June 3 (Bloomberg) -- Greece’s government said a review of the country’s economic progress by the European Union, International Monetary Fund and European Central Bank concluded “positively” today.
Discussions on fiscal plans, state asset sales and structural reforms were held during the review, according to an e-mailed statement from the Athens-based Finance Ministry. These plans will be submitted to Cabinet and then to Parliament in the coming days, it said.
With the fourth progress review complete, EU leaders will now focus on wrapping up a new bailout package to prevent the euro area’s first sovereign default. A year after the rescue that aimed to stop the spread of the debt crisis, Greece remains mired in recession, shut out of financial markets and saddled with the biggest debt load in the euro’s history. Moody’s Investors Service said June 1 that it sees a 50 percent chance of a Greek default.
The EU is considering a new aid package that includes a mix of new loans and Greece speeding asset sales and budget cuts. Holders of Greek bonds may also be asked to voluntarily rollover their debt as a way of shrinking the funding gap. The measures are due to be approved at a summit on June 23-24.
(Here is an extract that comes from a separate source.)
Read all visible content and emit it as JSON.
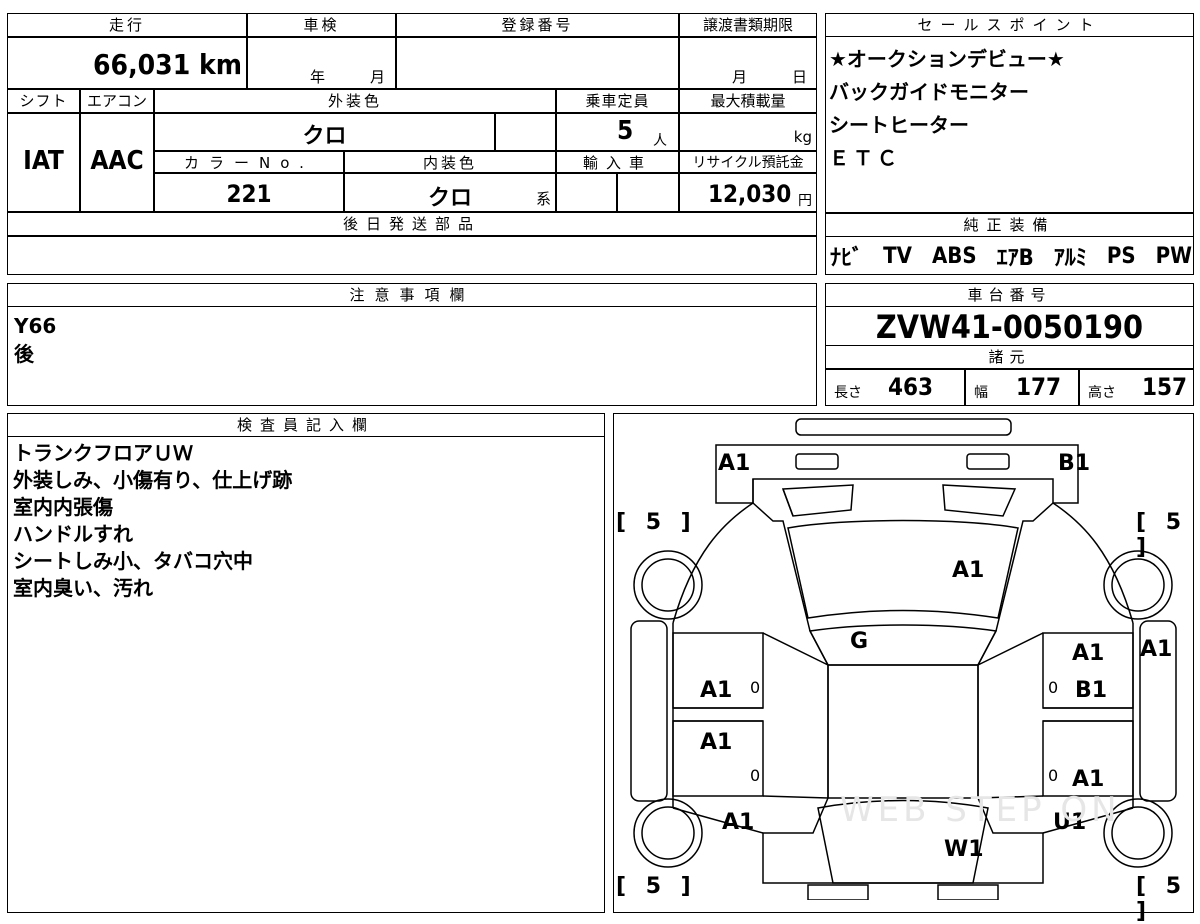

Approval of Greece’s efforts by the EU and IMF is needed to ensure payment of the bailout plan’s next instalment of 12 billion euros, due later this month. The team of inspectors, known as the “troika,” have been reviewing Greece’s progress in meeting the terms of the bailout since May 11.
Greece has vowed to trim the budget gap to 7.5 percent of gross domestic product this year after the shortfall came in at 10.5 percent last year. Fallout from Greece’s crisis led to a surge in bond yields of distressed euro-area nations and Portugal and Ireland have followed in seeking rescues.
Prime Minister George Papandreou’s wage and pension cuts and sales-tax increases in return for the emergency loans from the EU and the IMF have contributed to a slump in demand, with Greece’s economy shrinking an estimated 4.4 percent last year. The European Commission forecasts a 3.5 percent contraction this year, complicating efforts to boost revenue enough to bring down the deficit.